TAŞINMAZ MALLARIN ZEKÂTI

Han, hamam, dükkân, dâire veya arsa, satmak kastıyla bulunuyorsa zekât lâzım gelir. Satma kastı yoksa, gelirinden zekât lâzımdır. (Dürer C.1 S. 173 – İbn-i Âbidin C. 2 S. 265)

ALACAKLAR

Tahsili mümkün olan her alacak (kadınlar için mihr-i müeccel), mal sayılır ve zekât hesabına dahildir.

Tahsil edilmesinden ümit kesilmiş alacaklar ise zekât nisâbına dâhil edilmez. (Dürer C.1 S. 173)

SÜS EŞYASINDAN ZEKÂT

Ticâret malı olsun, olmasın her türlü altın ve gümüşten ve bunlardan yapılmış süs eşyasından zekât verilir.

Bunlardan başka süs eşyaları, ne kadar kıymetli olsa da ticâret malı değilse zekât lâzım gelmez. (İbn-i Âbidîn C.2 S. 173)

TİCARET MALINDAN ZEKÂT

Ticâret eşyâsının zekâtı, zekât verilecek gün alış bedelinden hesaplanır. (Büyük İslam İlmihali S. 146 Madde 42)

Tüccarlar, satılık malını senede bir defa sayıp, değerini hesap eder.
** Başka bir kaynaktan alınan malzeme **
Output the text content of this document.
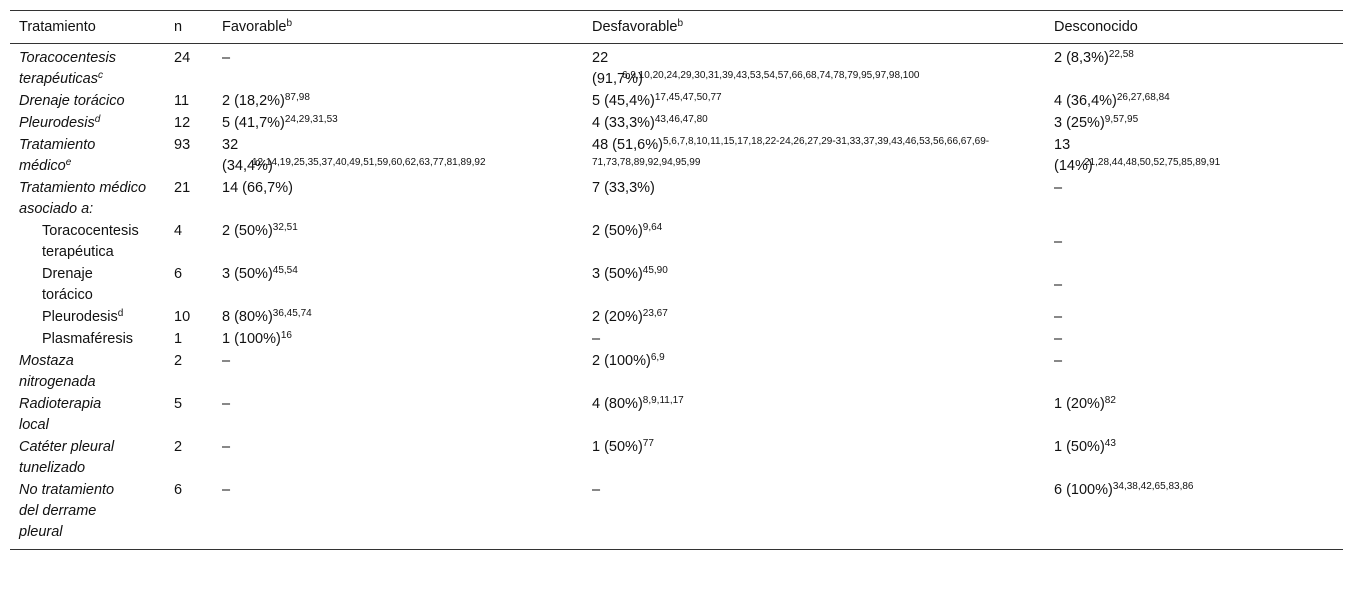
Tratamiento	n	Favorable$^b$	Desfavorable$^b$	Desconocido
Toracocentesis terapéuticas$^c$	24	–	22 $(91,7\%)^{6,9,10,20,24,29,30,31,39,43,53,54,57,66,68,74,78,79,95,97,98,100}$	2 $(8,3\%)^{22,58}$
Drenaje torácico	11	2 $(18,2\%)^{87,98}$	5 $(45,4\%)^{17,45,47,50,77}$	4 $(36,4\%)^{26,27,68,84}$
Pleurodesis$^d$	12	5 $(41,7\%)^{24,29,31,53}$	4 $(33,3\%)^{43,46,47,80}$	3 $(25\%)^{9,57,95}$
Tratamiento médico$^e$	93	32 $(34,4\%)^{12,14,19,25,35,37,40,49,51,59,60,62,63,77,81,89,92}$	48 $(51,6\%)^{5,6,7,8,10,11,15,17,18,22-24,26,27,29-31,33,37,39,43,46,53,56,66,67,69-71,73,78,89,92,94,95,99}$	13 $(14\%)^{21,28,44,48,50,52,75,85,89,91}$
Tratamiento médico asociado a:	21	14 (66,7%)	7 (33,3%)	–
Toracocentesis terapéutica	4	2 $(50\%)^{32,51}$	2 $(50\%)^{9,64}$	–
Drenaje torácico	6	3 $(50\%)^{45,54}$	3 $(50\%)^{45,90}$	–
Pleurodesis$^d$	10	8 $(80\%)^{36,45,74}$	2 $(20\%)^{23,67}$	–
Plasmaféresis	1	1 $(100\%)^{16}$	–	–
Mostaza nitrogenada	2	–	2 $(100\%)^{6,9}$	–
Radioterapia local	5	–	4 $(80\%)^{8,9,11,17}$	1 $(20\%)^{82}$
Catéter pleural tunelizado	2	–	1 $(50\%)^{77}$	1 $(50\%)^{43}$
No tratamiento del derrame pleural	6	–	–	6 $(100\%)^{34,38,42,65,83,86}$
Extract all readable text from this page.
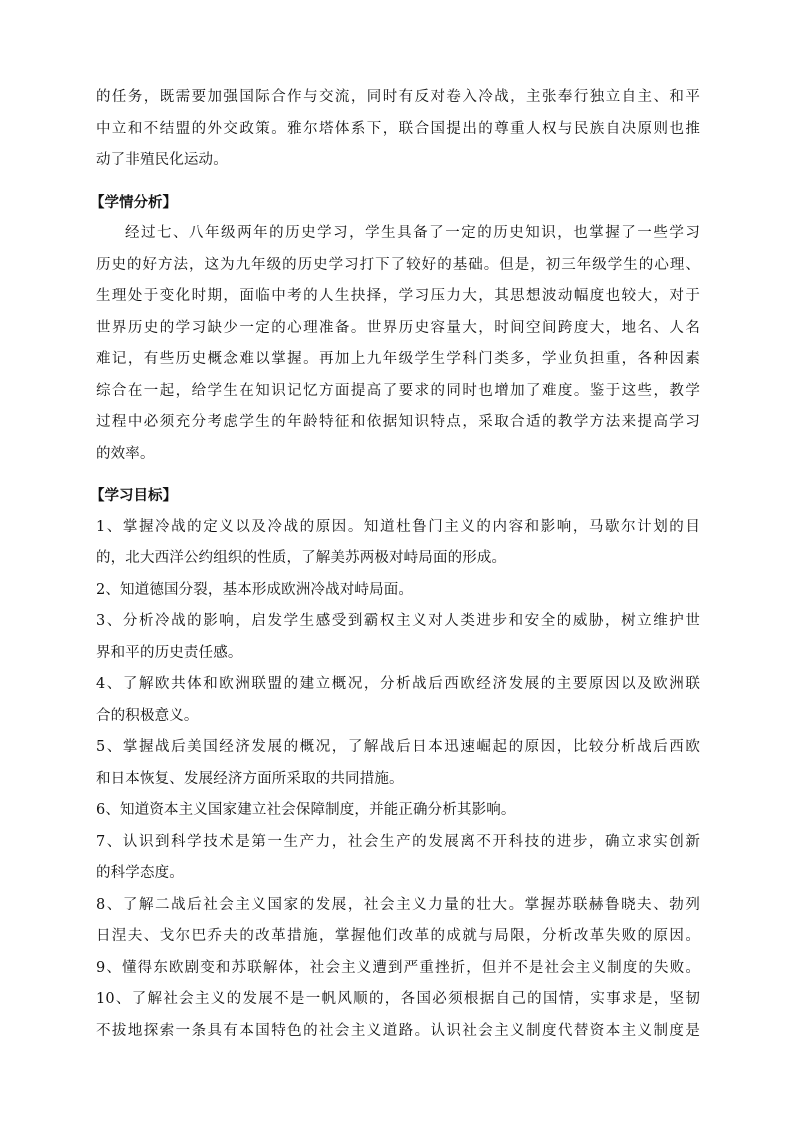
的任务，既需要加强国际合作与交流，同时有反对卷入冷战，主张奉行独立自主、和平
中立和不结盟的外交政策。雅尔塔体系下，联合国提出的尊重人权与民族自决原则也推
动了非殖民化运动。
【学情分析】
经过七、八年级两年的历史学习，学生具备了一定的历史知识，也掌握了一些学习
历史的好方法，这为九年级的历史学习打下了较好的基础。但是，初三年级学生的心理、
生理处于变化时期，面临中考的人生抉择，学习压力大，其思想波动幅度也较大，对于
世界历史的学习缺少一定的心理准备。世界历史容量大，时间空间跨度大，地名、人名
难记，有些历史概念难以掌握。再加上九年级学生学科门类多，学业负担重，各种因素
综合在一起，给学生在知识记忆方面提高了要求的同时也增加了难度。鉴于这些，教学
过程中必须充分考虑学生的年龄特征和依据知识特点，采取合适的教学方法来提高学习
的效率。
【学习目标】
1、掌握冷战的定义以及冷战的原因。知道杜鲁门主义的内容和影响，马歇尔计划的目
的，北大西洋公约组织的性质，了解美苏两极对峙局面的形成。
2、知道德国分裂，基本形成欧洲冷战对峙局面。
3、分析冷战的影响，启发学生感受到霸权主义对人类进步和安全的威胁，树立维护世
界和平的历史责任感。
4、了解欧共体和欧洲联盟的建立概况，分析战后西欧经济发展的主要原因以及欧洲联
合的积极意义。
5、掌握战后美国经济发展的概况，了解战后日本迅速崛起的原因，比较分析战后西欧
和日本恢复、发展经济方面所采取的共同措施。
6、知道资本主义国家建立社会保障制度，并能正确分析其影响。
7、认识到科学技术是第一生产力，社会生产的发展离不开科技的进步，确立求实创新
的科学态度。
8、了解二战后社会主义国家的发展，社会主义力量的壮大。掌握苏联赫鲁晓夫、勃列
日涅夫、戈尔巴乔夫的改革措施，掌握他们改革的成就与局限，分析改革失败的原因。
9、懂得东欧剧变和苏联解体，社会主义遭到严重挫折，但并不是社会主义制度的失败。
10、了解社会主义的发展不是一帆风顺的，各国必须根据自己的国情，实事求是，坚韧
不拔地探索一条具有本国特色的社会主义道路。认识社会主义制度代替资本主义制度是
Bornu düşer, alacaklarını ilâve eder ve kalan miktarın kırkta birini zekât olarak verirler.

AMAN DİKKAT... EN ÇOK İHMAL EDİLEN EMİR

قَالَ رَسُولُ اللهِ صَلَّى اللهُ عَلَيْهِ وَسَلَّمَ: مَا تَلِفَ مَالٌ فِي بَرٍّ وَلَا بَحْرٍ إلَّا بِحَبْسِ الزَّكَاةِ. (الجامع الصغير)
Peygamber Efendimiz (sallallâhü aleyhi ve sellem) buyurdular: “Karada ve denizde mal, ancak zekâtın verilmemesi sebebiyle telef olur.” (Hadîs-i Şerîf, Suyûtî, el-Câmiu’s-Sağîr)

MUHTASAR ZEKAT RİSALESİ

Kur'an-ı Kerim'in 80 küsûr yerinde; NAMAZ KILIN, ZEKÅT VERİN emr-i celîli ile, zekât namazla beraber beyan buyurulmuştur.

Resûlullah S.A.V. Allahü Teâlâ'nın hakkı ile, kulların hakkını beraber beyan buyurup, zekât ve öşür hakkında vâkî olan ilâhî hükmü cihana duyurmuş, gönüller arasında bağlantı kurmak suretiyle, karşılıklı alâka, mürüvvet ve sevgi hisleriyle kaynaşma sağlamış ve saymakla bitmeyen nice menfaatlere sebep olmuştur.

Zekât ve öşür borçlusu olan Müslüman, mal ve serveti içinde, fukara hakkı olduğunu unutmadan, onu ayırıp ehline vermeli. Aksi halde haram yemekten kurtulmaz.

Haram yemek, yalnız yol kesmek, hırsızlık etmekle olmaz; zekât ve öşür borçlarını vermeyip, fukara hakkını yemek de haramdır.

Helâl gıda ile beslemek lâzım gelen vücuda haram yedirmek, benzinli arabaya mazot koymak gibi, maddî ve mânevî sıkıntılara sebeptir...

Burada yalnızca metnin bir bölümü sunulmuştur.